Thursday, January 21, 2010

An interview on the doctrine of Scripture with Greg Beale (2)


The following interview with Professor Greg Beale is taken from Risking the Truth: Handling Error in the Church

In February 2011 Greg Beale will be one of the speakers at the Affinity Theological Study Conference on the doctrine of Scripture. Other speakers include Carl Trueman, Daniel Strange, Martin Downes and Hywel Jones.

Part 2: Dealing with denials and criticisms of the doctrine of inerrancy

What are some of the consequences of denying inerrancy?

Ultimately, if you hold just to limited infallibility (for example, just the theological and soteric doctrines are inspired, not the other parts of the Bible), what can happen is that one ends up choosing what is inspired and trustworthy. What is infallible is different for different interpreters, and so one can end up making a Bible within the Bible for oneself. That is problematic. Someone might say that there are not a lot of errors, just a few. Well that is up to the ‘error’ decider. For some it may be more, for others less, but that way you don’t end up with a fully inspired Bible.

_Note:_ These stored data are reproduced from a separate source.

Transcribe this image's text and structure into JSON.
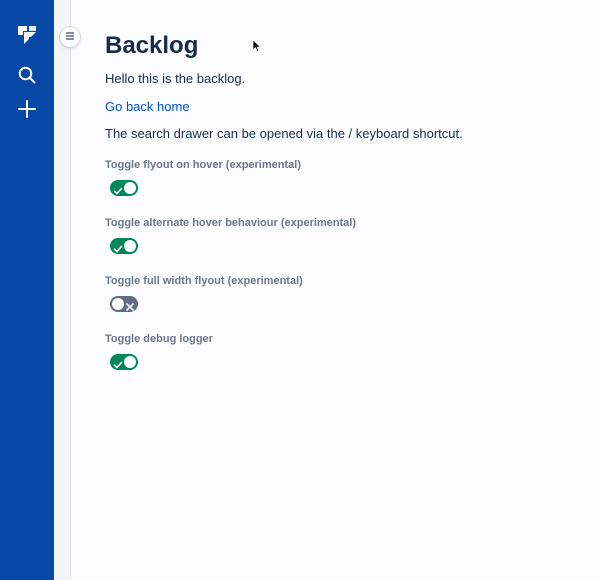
{
  "colors": {
    "nav_background": "#0747a6",
    "link": "#0052cc",
    "toggle_on": "#00875a",
    "toggle_off": "#5e6c84"
  },
  "global_nav": {
    "items": [
      {
        "icon": "jira-logo-icon"
      },
      {
        "icon": "search-icon"
      },
      {
        "icon": "create-plus-icon"
      }
    ]
  },
  "sidebar": {
    "collapse_icon": "menu-icon"
  },
  "page": {
    "title": "Backlog",
    "intro": "Hello this is the backlog.",
    "home_link": "Go back home",
    "shortcut_text": "The search drawer can be opened via the / keyboard shortcut."
  },
  "toggles": [
    {
      "label": "Toggle flyout on hover (experimental)",
      "checked": true
    },
    {
      "label": "Toggle alternate hover behaviour (experimental)",
      "checked": true
    },
    {
      "label": "Toggle full width flyout (experimental)",
      "checked": false
    },
    {
      "label": "Toggle debug logger",
      "checked": true
    }
  ]
}
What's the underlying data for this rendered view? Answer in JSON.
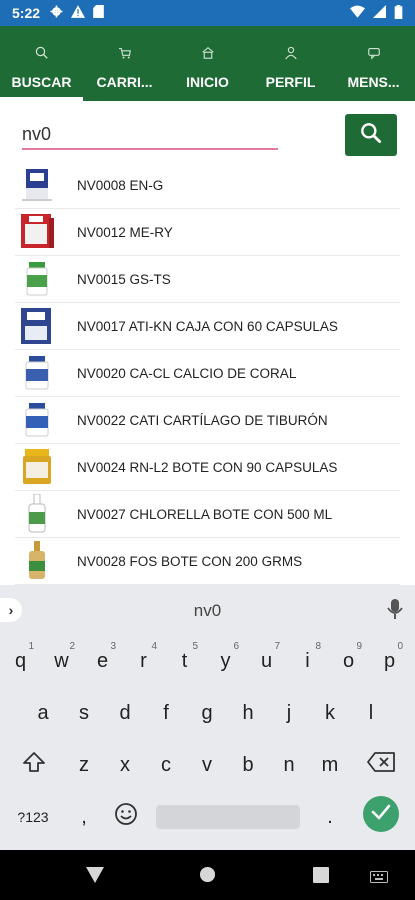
{
  "status_bar": {
    "time": "5:22",
    "icons_left": [
      "gear-icon",
      "warning-icon",
      "sd-card-icon"
    ],
    "icons_right": [
      "wifi-icon",
      "signal-icon",
      "battery-icon"
    ]
  },
  "nav": {
    "tabs": [
      {
        "label": "BUSCAR",
        "icon": "search-icon",
        "active": true
      },
      {
        "label": "CARRI...",
        "icon": "cart-icon",
        "active": false
      },
      {
        "label": "INICIO",
        "icon": "home-icon",
        "active": false
      },
      {
        "label": "PERFIL",
        "icon": "person-icon",
        "active": false
      },
      {
        "label": "MENS...",
        "icon": "message-icon",
        "active": false
      }
    ]
  },
  "search": {
    "value": "nv0",
    "button_icon": "search-icon"
  },
  "results": [
    {
      "label": "NV0008 EN-G"
    },
    {
      "label": "NV0012 ME-RY"
    },
    {
      "label": "NV0015 GS-TS"
    },
    {
      "label": "NV0017 ATI-KN CAJA CON 60 CAPSULAS"
    },
    {
      "label": "NV0020 CA-CL CALCIO DE CORAL"
    },
    {
      "label": "NV0022 CATI CARTÍLAGO DE TIBURÓN"
    },
    {
      "label": "NV0024 RN-L2 BOTE CON 90 CAPSULAS"
    },
    {
      "label": "NV0027 CHLORELLA BOTE CON 500 ML"
    },
    {
      "label": "NV0028 FOS BOTE CON 200 GRMS"
    }
  ],
  "keyboard": {
    "suggestion": "nv0",
    "row1": [
      {
        "k": "q",
        "h": "1"
      },
      {
        "k": "w",
        "h": "2"
      },
      {
        "k": "e",
        "h": "3"
      },
      {
        "k": "r",
        "h": "4"
      },
      {
        "k": "t",
        "h": "5"
      },
      {
        "k": "y",
        "h": "6"
      },
      {
        "k": "u",
        "h": "7"
      },
      {
        "k": "i",
        "h": "8"
      },
      {
        "k": "o",
        "h": "9"
      },
      {
        "k": "p",
        "h": "0"
      }
    ],
    "row2": [
      "a",
      "s",
      "d",
      "f",
      "g",
      "h",
      "j",
      "k",
      "l"
    ],
    "row3": [
      "z",
      "x",
      "c",
      "v",
      "b",
      "n",
      "m"
    ],
    "symbols_key": "?123",
    "comma_key": ",",
    "period_key": "."
  },
  "colors": {
    "status_bar": "#1e6db7",
    "nav_bar": "#1f6b36",
    "search_underline": "#e27aa0",
    "enter_key": "#3ca16d"
  }
}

I should address the typical objection that it is irrelevant to hold that the Scriptures were inspired in the original autographs, since we no longer have them. However, if we didn’t have originally inspired autographs who knows how many errors we could have? And when did the Bible become inspired if they were not inspired in the originals? We are left with even more problems if we don’t affirm a view of the inspiration of the original manuscripts. Furthermore, why do textual criticism if there was not an inspired original? Textual criticism is based on the fact that there was an original and that we are trying to get back to it.

Some people are concerned about the New Testament because there are corruptions in the manuscripts, which of course there are. But, in terms of the textual problems that we have, the really serious ones probably equal only one percent of the whole New Testament. Someone has compared this to the department of weights and measures in Washington D. C. Apparently, they have the perfect ruler there and the perfect foot. Carpenters around the country have rulers also. They are not as perfect as the one in Washington but they are very near it. To all intents and purposes we can say ‘thus saith the Lord’.

If we are preaching from a text of which there is serious doubt about what the original said, then we have to acknowledge that, just as we have to acknowledge that there may be interpretative problems with some texts that maybe Augustine, Luther, Calvin and Hodge disagreed over. In fact, if we had the original autographs it wouldn’t solve most of our problems. Most of our problems are theological and interpretive, not textual.

The doctrine of inerrancy has been criticized as “‘practically worthless’ because it requires so much qualifying. Andrew McGowan has recently questioned it on those grounds. Is it a fair criticism?

You may be referring to his comments about the Chicago Statement on inerrancy. I do think it is important to make qualifications. All that is to say is that the Scripture is inerrant from the angle of God’s intention through the human authors. If numbers are given in one text, and in parallel texts they are not exactly the same, is that an error? Well it depends on the intention of each particular author. One may be approximating and the other may not be. Some will say that is a qualification and that this qualification is a good example of inerrancy dying the death of a thousand qualifications. I don’t think so.

Even those who hold to a broad view of inspiration, for example the infallibilists, will point to intention, even though they limit that intention to soteric issues or theological issues and not historical ones. I feel very happy with the qualifications that the Chicago Statement makes and I don’t think that those qualifications qualify inerrancy in a way that it ‘dies the death of a thousand qualifications’! In this connection, intriguingly, it is very striking, astonishing really, that Andrew McGowan’s book has hardly any exegesis in it.

Another objection to inerrancy is that it is really a nineteenth-century invention that was forged in the conflict with liberal theology and higher criticism. How do you respond to that claim?

What tells the tale on that are some of the articles and books that have been written that deal with the doctrine of Scripture in the apostolic fathers, the church fathers, the medieval period, the Reformation, and on up to the 1700s. The language used of Scripture throughout the history of the Church is the language of perfection, of not making mistakes, of not making errors and other synonymous terms. John Hannah has edited the book Inerrancy and the Church, in which there are several articles, beginning with the church fathers, that show that the doctrine of inerrancy is traceable long before the nineteenth century.

It is also a typical response to say that inerrancy arose from the Enlightenment, especially as this pertains to the use of reason in understanding Scripture. The response to this has to be the same as with the above discussion of the view of inspiration held throughout Church history.